Les tensions sont à leur comble entre la Serbie et le Kosovo après qu’une explosion a endommagé un canal d’eau crucial pour l’approvisionnement du Kosovo vendredi dernier. Le président serbe Aleksandar Vucic a vivement réagi, dénonçant une « attaque hybride féroce » orchestrée selon lui par les autorités kosovares pour déstabiliser la Serbie. De leur côté, les dirigeants du Kosovo accusent Belgrade d’être derrière ce sabotage d’une infrastructure vitale.

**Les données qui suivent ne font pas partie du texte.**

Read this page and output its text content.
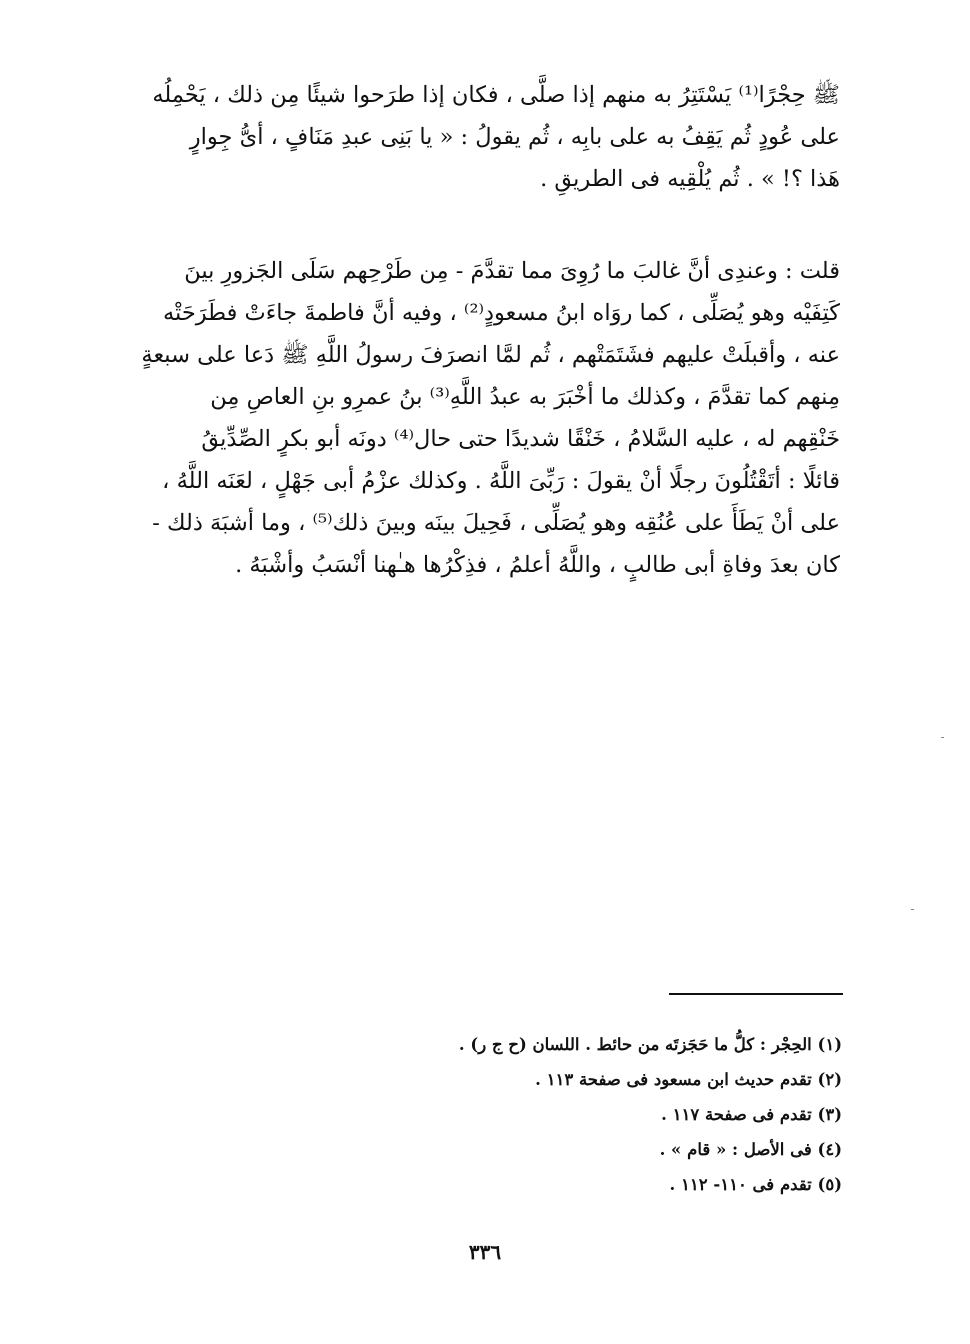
ﷺ حِجْرًا⁽¹⁾ يَسْتَتِرُ به منهم إذا صلَّى ، فكان إذا طرَحوا شيئًا مِن ذلك ، يَحْمِلُه
على عُودٍ ثُم يَقِفُ به على بابِه ، ثُم يقولُ : « يا بَنِى عبدِ مَنَافٍ ، أىُّ جِوارٍ
هَذا ؟! » . ثُم يُلْقِيه فى الطريقِ .
قلت : وعندِى أنَّ غالبَ ما رُوِىَ مما تقدَّمَ - مِن طَرْحِهم سَلَى الجَزورِ بينَ
كَتِفَيْه وهو يُصَلِّى ، كما روَاه ابنُ مسعودٍ⁽²⁾ ، وفيه أنَّ فاطمةَ جاءَتْ فطَرَحَتْه
عنه ، وأقبلَتْ عليهم فشَتَمَتْهم ، ثُم لمَّا انصرَفَ رسولُ اللَّهِ ﷺ دَعا على سبعةٍ
مِنهم كما تقدَّمَ ، وكذلك ما أخْبَرَ به عبدُ اللَّهِ⁽³⁾ بنُ عمرِو بنِ العاصِ مِن
خَنْقِهم له ، عليه السَّلامُ ، خَنْقًا شديدًا حتى حال⁽⁴⁾ دونَه أبو بكرٍ الصِّدِّيقُ
قائلًا : أتَقْتُلُونَ رجلًا أنْ يقولَ : رَبِّىَ اللَّهُ . وكذلك عزْمُ أبى جَهْلٍ ، لعَنَه اللَّهُ ،
على أنْ يَطَأَ على عُنُقِه وهو يُصَلِّى ، فَحِيلَ بينَه وبينَ ذلك⁽⁵⁾ ، وما أشبَهَ ذلك -
كان بعدَ وفاةِ أبى طالبٍ ، واللَّهُ أعلمُ ، فذِكْرُها هـٰهنا أنْسَبُ وأشْبَهُ .
(١) الحِجْر : كلُّ ما حَجَزتَه من حائط . اللسان (ح ج ر) .
(٢) تقدم حديث ابن مسعود فى صفحة ١١٣ .
(٣) تقدم فى صفحة ١١٧ .
(٤) فى الأصل : « قام » .
(٥) تقدم فى ١١٠- ١١٢ .
٣٣٦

Un canal vital pour l’eau et l’électricité du Kosovo ciblé
L’explosion s’est produite vendredi soir près de la ville de Zubin Potok, dans le nord-ouest du Kosovo, une région à majorité serbe. Elle a endommagé un tronçon de plusieurs dizaines de kilomètres du canal qui achemine l’eau du lac artificiel de Gazivode vers les centrales thermiques produisant plus de 90% de l’électricité du Kosovo.
Sans ce canal, c’est tout l’approvisionnement en eau potable et en électricité de milliers de foyers kosovars qui serait menacé. Fort heureusement, une réparation d’urgence a permis de rétablir le flux d’eau durant la nuit, évitant l’arrêt des centrales. Mais l’approvisionnement en eau potable reste perturbé dans la région.
Le gouvernement kosovar dénonce « la pire attaque » depuis la guerre
Pour le Premier ministre kosovar Albin Kurti, cet acte de sabotage est « la pire attaque contre les infrastructures » du pays depuis la fin de la guerre contre la Serbie en 1999. Il accuse directement Belgrade d’avoir « orchestré » cet attentat :
Des organisations professionnelles spécialisées dans ce type d’attaques terroristes sont derrière tout cela. La Serbie est la seule entité ayant la capacité, les moyens et l’intérêt de commettre de tels actes.
La police kosovare a rapidement procédé à l’arrestation de huit suspects pour leur participation présumée à ces « activités criminelles et terroristes ». Du matériel militaire dont des uniformes, des armes et des explosifs a également été saisi lors des perquisitions.
La Serbie nie toute implication et mène sa propre enquête
De son côté, le président serbe Aleksandar Vucic a fermement démenti toute implication de son pays, affirmant que la Serbie n’avait « aucun lien » avec cette attaque. Il a dénoncé à son tour une tentative « d’attaque hybride, grande et féroce » visant à déstabiliser la Serbie :
Je ne vais pas affirmer aujourd’hui que l’attaque a été ordonnée par Kurti, mais nous menons notre propre enquête. Nous avons certaines suspicions sur l’identité du commanditaire et certains éléments sur un possible auteur.
Selon lui, cette « attaque hybride » mobiliserait des moyens non militaires comme le sabotage ou la désinformation pour nuire à la Serbie en temps de paix. Mais il n’a pas donné plus de précisions sur ses soupçons à ce stade.
Des tensions récurrentes sur fond de passif historique
Cette attaque ravive les tensions entre les deux voisins des Balkans, dont les relations restent très compliquées depuis la guerre de 1998-1999 et l’indépendance proclamée par le Kosovo en 2008. Des incidents éclatent régulièrement, en particulier dans le nord du Kosovo où vit une importante communauté serbe.
Quelques jours avant l’attaque du canal, des grenades avaient déjà visé un bâtiment public et un poste de police dans cette même région. Et ces événements surviennent à l’approche d’élections législatives prévues le 9 février au Kosovo, dans un contexte déjà tendu.
L’Union européenne, par la voix de son chef de la diplomatie Josep Borrell, a fermement condamné cet « acte abject de sabotage » visant des « infrastructures civiles essentielles », appelant à une désescalade. Selon une source proche du dossier, une enquête internationale pourrait être diligentée pour faire la lumière sur cette attaque, au vu des lourds enjeux pour la stabilité de la région.
Mais avec les accusations mutuelles qui se multiplient entre Belgrade et Pristina, et la fragile situation sécuritaire dans le nord du Kosovo, le chemin vers l’apaisement semble encore très long entre les deux ennemis héréditaires. Ce nouvel incident prouve en tout cas que les plaies des guerres passées sont encore loin d’être refermées et que la méfiance reste la règle, plus de vingt ans après la fin des conflits.